Kata mereka yang tahu, gado-gado berasal dari bahasa Portugis. Kata “gado” dalam bahasa Portugis berarti ternak, hewan pemakan rumput, seperti sapi. Tapi ketika kata itu diulang (menjadi kata ulang), “gado-gado” artinya berbeda, yakni makanan yang bahannya adalah sayur-sayuran (bisa kol, kacang panjang, buncis, bayam, pare, mentimun, kentang) ditambah tahu, tempe, dan telur, diguyur bumbu (saus) kacang, ditaburi bawang merah goreng, emping, dan kerupuk.
Ada gado-gado Betawi, gado-gado Padang, dan gado-gado Surabaya. Masing-masing memiliki kekhasan. Enak yang mana? Itu selera. Yah, seperti diminta menilai pecel atau lotek, yang masih sepupuan dengan gado-gado.
***
Begitulah gado-gado, makanan campur-campur yang “disatukan” oleh saus kacang, seperti koalisi partai yang diikat oleh kepentingan. Kepentingan bersama untuk memenangkan kontestasi pemilu. Kandidat presiden mereka terpilih.
Pandangan klasik mengatakan, koalisi partai dibangun berdasarkan kesamaan ideologi. Tetapi, pandangan klasik itu sudah tak berlaku. Sekarang, kata Inaki Sagarzazu dan Heike Kluver (2015), alasan pembentukan kepentingan lebih pragmatis, rasional, berorientasi pada tujuan untuk meningkatkan preferensi.
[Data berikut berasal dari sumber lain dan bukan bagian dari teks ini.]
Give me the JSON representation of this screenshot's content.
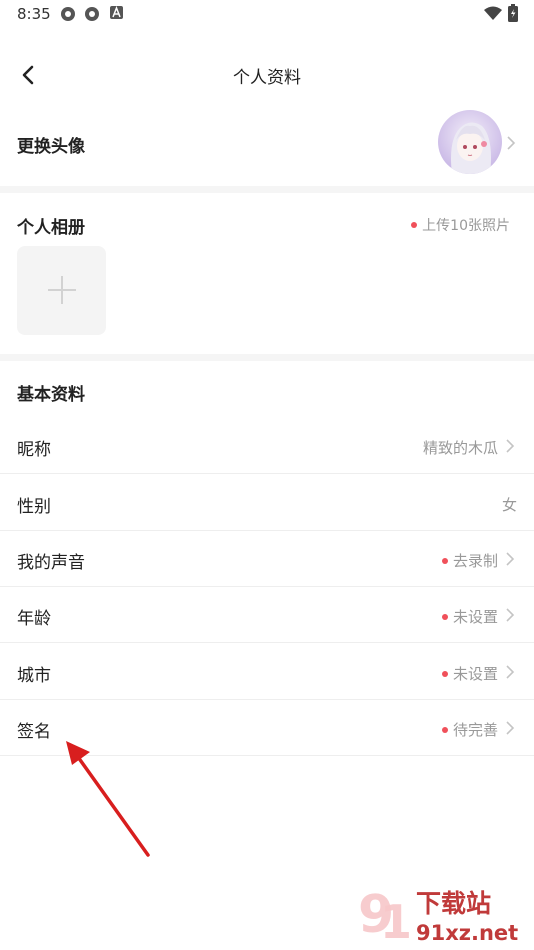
{
  "status_bar": {
    "time": "8:35",
    "icons": [
      "app-icon",
      "app-icon",
      "a-icon",
      "wifi-icon",
      "battery-icon"
    ]
  },
  "nav": {
    "title": "个人资料",
    "back_icon": "chevron-left-icon"
  },
  "avatar_row": {
    "label": "更换头像"
  },
  "album": {
    "title": "个人相册",
    "hint": "上传10张照片",
    "add_icon": "plus-icon"
  },
  "basic": {
    "title": "基本资料",
    "rows": [
      {
        "label": "昵称",
        "value": "精致的木瓜"
      },
      {
        "label": "性别",
        "value": "女"
      },
      {
        "label": "我的声音",
        "value": "去录制"
      },
      {
        "label": "年龄",
        "value": "未设置"
      },
      {
        "label": "城市",
        "value": "未设置"
      },
      {
        "label": "签名",
        "value": "待完善"
      }
    ]
  },
  "watermark": {
    "brand": "下载站",
    "site": "91xz.net"
  },
  "colors": {
    "red_dot": "#f0505a",
    "arrow": "#d81e1e",
    "muted_text": "#999999",
    "separator": "#f5f5f5"
  }
}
Maka bisa terjadi, misalnya, partai religius dan sekuler yang sebelumnya berada di posisi yang berseberangan dengan ideologi, visi, dan misi yang berbeda, bisa bergabung menjadi kawan membentuk koalisi. Partai yang berideologi Pancasila-Nasionalisme-Sekularisme pun bisa bergandengan tangan dengan partai religius, yah dicocok-cocokin dan dicarikan alasan yang sepertinya masuk akal.
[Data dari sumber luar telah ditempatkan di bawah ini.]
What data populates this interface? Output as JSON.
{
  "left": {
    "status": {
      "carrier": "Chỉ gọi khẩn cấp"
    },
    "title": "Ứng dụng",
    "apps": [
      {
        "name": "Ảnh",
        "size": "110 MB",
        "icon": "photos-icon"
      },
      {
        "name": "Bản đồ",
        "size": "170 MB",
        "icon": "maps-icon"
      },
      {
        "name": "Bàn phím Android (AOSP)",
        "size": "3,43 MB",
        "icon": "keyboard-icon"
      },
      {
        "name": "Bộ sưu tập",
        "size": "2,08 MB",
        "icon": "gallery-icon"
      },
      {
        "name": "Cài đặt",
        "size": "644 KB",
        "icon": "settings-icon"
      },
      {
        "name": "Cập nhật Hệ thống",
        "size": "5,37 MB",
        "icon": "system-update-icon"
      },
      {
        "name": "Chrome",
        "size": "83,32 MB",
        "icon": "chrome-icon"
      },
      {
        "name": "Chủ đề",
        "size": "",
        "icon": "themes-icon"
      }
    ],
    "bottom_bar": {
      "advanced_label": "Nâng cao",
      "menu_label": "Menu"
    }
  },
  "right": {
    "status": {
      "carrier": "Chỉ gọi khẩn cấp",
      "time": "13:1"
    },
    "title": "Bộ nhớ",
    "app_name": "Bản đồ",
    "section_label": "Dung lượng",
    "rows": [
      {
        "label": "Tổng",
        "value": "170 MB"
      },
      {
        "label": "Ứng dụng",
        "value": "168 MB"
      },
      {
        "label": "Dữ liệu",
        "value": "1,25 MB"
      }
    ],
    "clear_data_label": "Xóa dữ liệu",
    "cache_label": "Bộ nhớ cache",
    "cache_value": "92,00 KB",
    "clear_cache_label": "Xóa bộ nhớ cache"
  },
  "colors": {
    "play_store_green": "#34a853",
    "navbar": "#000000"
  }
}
Misalnya. Pada Pilpres 2014, Koalisi yang mendukung Jokowi-JK terdiri atas empat partai politik: PDIP, PKB, Nasional Demokrat, dan Hanura. Sedangkan koalisi Prabowo-Hatta didukung oleh lima partai politik: Gerindra, Golkar, PAN, PKS, dan PPP. Partai-partai tersebut pasti mempunyai ideologi yang berbeda (atau mungkin ada yang mirip-mirip).
Lalu, pada Pemilu 2019, ada Koalisi Indonesia Adil Makmur. Secara ideologis, Gerindra dan PKS tak ketemu, yang mempertemukan mereka adalah kepentingan, kepentingan pragmatis. Demikian juga, secara ideologis, PDIP dan PPP, PKB serta PBB berbeda. Tetapi, toh mereka bersatu dalam Koalisi Indonesia Maju. Adem ayem saja.
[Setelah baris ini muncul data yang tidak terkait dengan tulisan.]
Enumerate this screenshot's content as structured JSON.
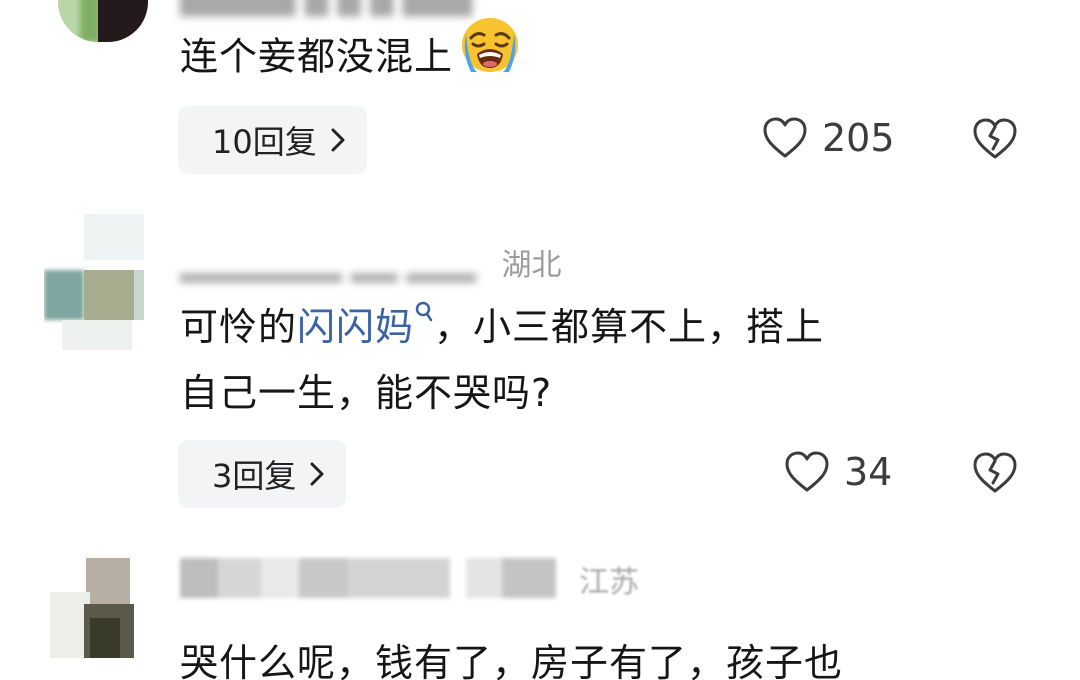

Sekarang ada KIB: Golkar, PPP, dan PAN. Dan tak lama lagi, pasti akan muncul koalisi yang lain, satu ada dua. Para pemimpin umumnya lagi bersafari, bersilaturahim, untuk saling mencocokkan, hitung-hitungan. Tapi, pada ujungnya rumusnya sama: pragmatis, rasional, dan realistis demi memenangi kontestasi dalam pemilu.
Jadi, secara sederhana koalisi adalah menggabungkan kekuatan, meningkatkan daya saing elektoral dengan menggabungkan sumber daya dari anggota koalisi. Dengan ini memiliki peluang lebih besar untuk mengalahkan partai lain. Dengan kata lain koalisi yang dibentuk sebelum kampanye tujuannya untuk memenangi pemilu. Itu saja!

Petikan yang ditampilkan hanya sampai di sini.